About “A Doctor’s Opinion”

What A.A.’s Big Book’s first doctor understood about craving—and what he couldn’t yet imagine.

The chapter at the beginning of the Big Book, “The Doctor’s Opinion,” was written by Dr. William Silkworth, a 1930s neurologist who spent much of his career treating people caught in the grip of “Alcoholism.”

Silkworth treated Bill Wilson at Towns Hospital in New York in late 1934. A few months later, after Bill had a spiritual experience, he asked the doctor to write a medical preface for the book he and a few others were putting together. That book, of course, became Alcoholics Anonymous.

The Doctor’s Opinion originally opened the first edition on page one. Later printings moved it to the front matter, in Roman numerals, but its purpose never changed: to lend medical credibility to what was otherwise a radical and untested spiritual approach.

But it’s worth remembering: Silkworth was writing in 1938. The field of addiction science didn’t exist. Trauma, neuroplasticity, dopamine dysregulation—none of it had names yet. What Silkworth offered was a 1930s-era attempt to understand a baffling pattern: why some people, once they start drinking, can’t stop.


What Silkworth saw clearly

Silkworth described the condition as a “physical allergy” combined with a “mental obsession.” That framing—especially the idea that the body reacts abnormally—was groundbreaking for the time. It reframed the struggle as something physiological, not moral. In that sense, he cracked open a door.

Modern research backs some of this up. We now know:

Some people’s brains are just more sensitive to alcohol. Once they start drinking, it flips a switch—what feels like control disappears, and craving takes over. That switch gets stronger the more it’s used.

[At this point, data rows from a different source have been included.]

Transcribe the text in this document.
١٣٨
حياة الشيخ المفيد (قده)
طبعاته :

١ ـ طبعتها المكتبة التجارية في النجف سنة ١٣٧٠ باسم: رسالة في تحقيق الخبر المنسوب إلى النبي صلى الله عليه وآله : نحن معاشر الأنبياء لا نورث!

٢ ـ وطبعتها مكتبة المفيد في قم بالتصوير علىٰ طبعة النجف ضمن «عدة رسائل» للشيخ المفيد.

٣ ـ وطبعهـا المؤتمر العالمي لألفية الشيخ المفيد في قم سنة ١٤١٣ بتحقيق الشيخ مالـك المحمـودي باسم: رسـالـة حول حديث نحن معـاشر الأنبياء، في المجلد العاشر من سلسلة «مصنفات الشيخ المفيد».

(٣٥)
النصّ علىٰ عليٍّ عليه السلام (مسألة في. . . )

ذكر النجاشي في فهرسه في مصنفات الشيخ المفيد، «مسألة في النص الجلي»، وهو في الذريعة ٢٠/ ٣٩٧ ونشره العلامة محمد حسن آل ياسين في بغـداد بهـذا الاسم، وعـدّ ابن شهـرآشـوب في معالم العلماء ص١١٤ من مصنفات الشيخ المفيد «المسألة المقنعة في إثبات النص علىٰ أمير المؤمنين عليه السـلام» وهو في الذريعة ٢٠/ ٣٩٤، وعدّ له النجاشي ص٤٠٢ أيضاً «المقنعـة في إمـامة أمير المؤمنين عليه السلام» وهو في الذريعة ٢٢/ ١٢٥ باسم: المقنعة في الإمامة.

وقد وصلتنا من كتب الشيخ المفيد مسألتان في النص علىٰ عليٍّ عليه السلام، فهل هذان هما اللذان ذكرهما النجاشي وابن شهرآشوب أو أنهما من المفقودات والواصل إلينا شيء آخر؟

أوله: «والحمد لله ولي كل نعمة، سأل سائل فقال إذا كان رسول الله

Over time, heavy alcohol use changes how the brain handles impulse control, emotional regulation, and reward. It becomes harder to hit the brakes.

And what Silkworth called a “psychic change”—that total shift in how a person sees themselves and the world—is still central to recovery today. Getting sober isn’t just about stopping drinking. It’s about becoming someone who no longer needs to.


What he missed

And yet, for all that insight, Silkworth’s chapter shows its age:

Calling it an “allergy” implies an immune response. AUD isn’t that. It’s a neurodevelopmental disorder with genetic, environmental, and psychological dimensions.

There’s no mention of trauma. No nod to early abuse, neglect, or chronic stress—even though these are now understood as some of the strongest predictors of addiction.

He doesn’t touch co-occurring conditions like depression or anxiety, and there’s no framework for genetic predisposition. That wasn’t part of medicine’s vocabulary yet.

As a result, the chapter can feel a little… clinical. Like it’s describing a set of symptoms without fully understanding the system they belong to.


Still: a turning point

Bill Schaberg, in Writing the Big Book, points out how careful Silkworth had to be. He didn’t sign his name in the first edition. He was worried—about Towns Hospital’s reputation, about his own. This movement was fringe. Unproven. Maybe even foolish.

And yet he gave it his name. Eventually.

And his words—imperfect as they are—gave people something they hadn’t had before: a way to understand their suffering that didn’t rely on shame. That matters.

I don’t subscribe to the old categories. I don’t see myself as “an alcoholic.” I see myself as someone who developed a specific condition, with specific causes, and found a way to live well in spite of it. But I still have reverence for what the Doctor wrote. He helped us make the turn.


This post is part of a larger project, A Fearless Inventory, where I walk through AA’s Big Book chapter by chapter. Along the way, I try to honor the spirit of the original while also offering critique, context, and a re-framing that speaks to our time. My hope is to open a conversation — not just about how recovery looked in 1938, but how it can be lived today.